When health and wellness expert Dr. Deepak Chopra addressed the opening session at Meeting Planners International World Education Congress (WEC) in Las Vegas in June, he offered a list of things that influence the activity of the genes to create health.

In addition to staples such as sleep, meditation, exercise and eating right, he suggests grounding. Earthing—going outside and touching the grass and dirt with your bare feet—not only feels good: It also has major benefits for your health, he says.

“Think about the environment as your extended body,” he told the 2,500 attendees. Touching the earth allows the negative ions from the ground to flow into each person’s electromagnetic biofield, discharging free radicals and relieving stress and inflammation, he explained.

For the same reason, he hailed the new amenities being developed in MGM Grand Las Vegas’ Stay Well meeting rooms. These facilities include advanced air purification systems and healthy food options designed by Chopra. “What you are seeing is the pioneering of a new way to experience corporate well-being,” he says. “Our brain is changed by the experiences we have. Now you can bring your well-being to Las Vegas in the Stay Well rooms and meeting rooms.”

Meeting Room of the Outdoors

That message about the benefits of taking meetings outside is echoed in IACC’s Meeting Room of the Future report. It finds that in 2016, meeting planners were faced with an increased demand for outside learning spaces and suggested “shaking up the monotony at meetings to increase delegate productivity.”

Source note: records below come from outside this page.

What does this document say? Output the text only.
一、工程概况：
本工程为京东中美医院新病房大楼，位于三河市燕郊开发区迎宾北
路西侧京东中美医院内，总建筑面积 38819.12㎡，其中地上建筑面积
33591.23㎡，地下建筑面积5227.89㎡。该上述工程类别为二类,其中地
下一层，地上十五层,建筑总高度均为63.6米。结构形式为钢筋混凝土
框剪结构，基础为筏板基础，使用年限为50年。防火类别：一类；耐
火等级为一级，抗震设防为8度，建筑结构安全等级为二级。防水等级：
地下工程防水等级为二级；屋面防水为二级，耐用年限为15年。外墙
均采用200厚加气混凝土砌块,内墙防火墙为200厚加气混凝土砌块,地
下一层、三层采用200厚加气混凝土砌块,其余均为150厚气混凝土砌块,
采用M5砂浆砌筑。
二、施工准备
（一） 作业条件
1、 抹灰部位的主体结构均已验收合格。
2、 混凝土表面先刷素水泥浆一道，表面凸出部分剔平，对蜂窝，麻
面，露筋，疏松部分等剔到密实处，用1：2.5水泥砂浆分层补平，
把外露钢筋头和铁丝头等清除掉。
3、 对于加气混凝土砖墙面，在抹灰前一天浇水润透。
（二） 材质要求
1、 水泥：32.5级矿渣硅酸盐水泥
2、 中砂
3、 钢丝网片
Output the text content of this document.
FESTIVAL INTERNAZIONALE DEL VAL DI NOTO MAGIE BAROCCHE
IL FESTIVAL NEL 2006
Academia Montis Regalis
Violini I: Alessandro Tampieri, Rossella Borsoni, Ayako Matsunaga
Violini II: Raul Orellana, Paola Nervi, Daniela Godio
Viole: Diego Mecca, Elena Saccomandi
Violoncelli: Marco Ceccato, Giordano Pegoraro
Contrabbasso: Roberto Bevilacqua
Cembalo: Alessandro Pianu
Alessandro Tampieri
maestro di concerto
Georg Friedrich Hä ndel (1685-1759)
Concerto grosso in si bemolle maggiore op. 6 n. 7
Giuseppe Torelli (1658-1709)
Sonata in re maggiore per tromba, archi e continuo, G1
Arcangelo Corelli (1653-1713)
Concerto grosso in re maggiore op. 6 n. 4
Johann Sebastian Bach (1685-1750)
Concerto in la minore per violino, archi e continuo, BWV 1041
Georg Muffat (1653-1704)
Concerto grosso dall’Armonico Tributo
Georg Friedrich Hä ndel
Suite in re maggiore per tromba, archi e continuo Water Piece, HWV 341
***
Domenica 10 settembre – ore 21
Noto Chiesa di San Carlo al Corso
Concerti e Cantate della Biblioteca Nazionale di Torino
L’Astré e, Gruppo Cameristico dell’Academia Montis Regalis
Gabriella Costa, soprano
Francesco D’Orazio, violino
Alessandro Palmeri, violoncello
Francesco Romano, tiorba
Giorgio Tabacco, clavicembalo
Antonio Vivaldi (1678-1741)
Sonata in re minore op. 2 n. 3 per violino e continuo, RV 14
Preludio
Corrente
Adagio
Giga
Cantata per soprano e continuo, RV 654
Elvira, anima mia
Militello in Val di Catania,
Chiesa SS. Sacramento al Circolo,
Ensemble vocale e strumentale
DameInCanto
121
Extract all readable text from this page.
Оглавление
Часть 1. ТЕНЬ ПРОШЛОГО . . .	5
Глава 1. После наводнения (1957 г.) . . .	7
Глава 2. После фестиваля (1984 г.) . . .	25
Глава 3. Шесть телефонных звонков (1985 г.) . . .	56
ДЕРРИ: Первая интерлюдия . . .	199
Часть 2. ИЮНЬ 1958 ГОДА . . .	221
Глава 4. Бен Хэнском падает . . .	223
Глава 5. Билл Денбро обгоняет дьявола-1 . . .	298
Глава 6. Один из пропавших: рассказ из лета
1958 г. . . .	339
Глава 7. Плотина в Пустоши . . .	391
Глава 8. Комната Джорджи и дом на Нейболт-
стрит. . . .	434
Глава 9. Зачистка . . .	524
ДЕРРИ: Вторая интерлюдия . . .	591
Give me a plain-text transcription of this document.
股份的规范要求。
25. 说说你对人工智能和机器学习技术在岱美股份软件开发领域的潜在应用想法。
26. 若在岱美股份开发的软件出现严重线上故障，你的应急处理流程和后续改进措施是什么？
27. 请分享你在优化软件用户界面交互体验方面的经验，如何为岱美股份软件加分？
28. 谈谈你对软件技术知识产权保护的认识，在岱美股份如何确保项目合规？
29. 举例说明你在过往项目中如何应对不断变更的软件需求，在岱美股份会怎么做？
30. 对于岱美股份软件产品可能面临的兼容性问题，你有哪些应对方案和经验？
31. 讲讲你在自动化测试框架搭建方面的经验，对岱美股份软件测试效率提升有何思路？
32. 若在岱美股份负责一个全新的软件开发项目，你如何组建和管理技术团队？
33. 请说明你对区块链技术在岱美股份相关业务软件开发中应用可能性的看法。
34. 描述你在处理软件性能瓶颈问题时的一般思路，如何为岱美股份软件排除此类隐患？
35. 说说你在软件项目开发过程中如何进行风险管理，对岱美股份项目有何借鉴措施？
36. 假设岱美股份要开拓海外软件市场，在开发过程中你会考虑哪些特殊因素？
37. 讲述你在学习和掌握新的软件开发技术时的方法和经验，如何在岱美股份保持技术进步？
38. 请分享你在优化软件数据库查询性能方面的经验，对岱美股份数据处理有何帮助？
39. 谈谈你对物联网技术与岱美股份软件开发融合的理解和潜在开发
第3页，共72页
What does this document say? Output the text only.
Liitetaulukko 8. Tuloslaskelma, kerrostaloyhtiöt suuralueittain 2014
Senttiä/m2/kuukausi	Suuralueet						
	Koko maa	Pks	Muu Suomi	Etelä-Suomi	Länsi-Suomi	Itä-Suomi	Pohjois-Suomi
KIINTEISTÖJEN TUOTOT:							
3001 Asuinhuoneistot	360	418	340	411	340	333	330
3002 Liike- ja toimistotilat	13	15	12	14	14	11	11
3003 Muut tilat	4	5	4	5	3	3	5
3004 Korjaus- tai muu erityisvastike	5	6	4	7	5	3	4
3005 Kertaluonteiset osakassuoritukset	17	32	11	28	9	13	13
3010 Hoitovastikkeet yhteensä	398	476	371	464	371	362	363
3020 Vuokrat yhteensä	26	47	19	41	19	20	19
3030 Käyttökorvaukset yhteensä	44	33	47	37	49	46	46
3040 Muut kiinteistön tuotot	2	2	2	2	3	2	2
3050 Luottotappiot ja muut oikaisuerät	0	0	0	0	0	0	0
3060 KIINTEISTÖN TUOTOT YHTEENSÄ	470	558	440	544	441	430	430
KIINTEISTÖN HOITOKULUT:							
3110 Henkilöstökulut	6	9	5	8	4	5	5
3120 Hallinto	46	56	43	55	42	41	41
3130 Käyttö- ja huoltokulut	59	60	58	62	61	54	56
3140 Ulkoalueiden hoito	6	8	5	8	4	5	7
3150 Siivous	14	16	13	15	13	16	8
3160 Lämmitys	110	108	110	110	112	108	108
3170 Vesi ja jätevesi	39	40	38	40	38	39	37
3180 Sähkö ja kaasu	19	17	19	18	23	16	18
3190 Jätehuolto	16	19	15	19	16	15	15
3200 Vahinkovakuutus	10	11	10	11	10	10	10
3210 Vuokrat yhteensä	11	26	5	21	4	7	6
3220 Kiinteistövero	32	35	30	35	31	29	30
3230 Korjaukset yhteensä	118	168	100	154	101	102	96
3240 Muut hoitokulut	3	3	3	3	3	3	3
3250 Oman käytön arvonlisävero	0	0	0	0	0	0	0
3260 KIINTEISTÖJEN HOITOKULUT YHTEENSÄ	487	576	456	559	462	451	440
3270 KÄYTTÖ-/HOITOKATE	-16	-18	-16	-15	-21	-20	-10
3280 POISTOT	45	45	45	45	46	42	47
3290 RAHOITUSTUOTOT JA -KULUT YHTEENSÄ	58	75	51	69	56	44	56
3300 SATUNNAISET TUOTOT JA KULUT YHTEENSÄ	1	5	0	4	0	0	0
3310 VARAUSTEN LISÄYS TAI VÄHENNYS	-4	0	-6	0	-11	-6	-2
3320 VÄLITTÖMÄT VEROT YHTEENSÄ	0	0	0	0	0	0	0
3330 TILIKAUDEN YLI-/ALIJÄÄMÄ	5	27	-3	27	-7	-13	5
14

Jeu Bressers, owner of Kapellerput Conference Centre and Hotel in Eindhoven, the Netherlands, finds that relaxation recharges the brain and fresh air can speed up that process. “You might think that holding a meeting outside, the attendees will be distracted,” Bressers says. “Brain science shows that learning in an unexpected environment, like outside in nature, triggers the release of dopamine to the hippocampus, the part of the brain that creates memories.”

IACC CEO Mark Cooper, who was presenting his paper at the WEC, is an advocate of using the outdoors for refreshment breaks or creating outdoor activities, linked to individual health and well-being. “If you can incorporate the outdoors in evening receptions, barbecues and team building, that is better for everyone,” he says.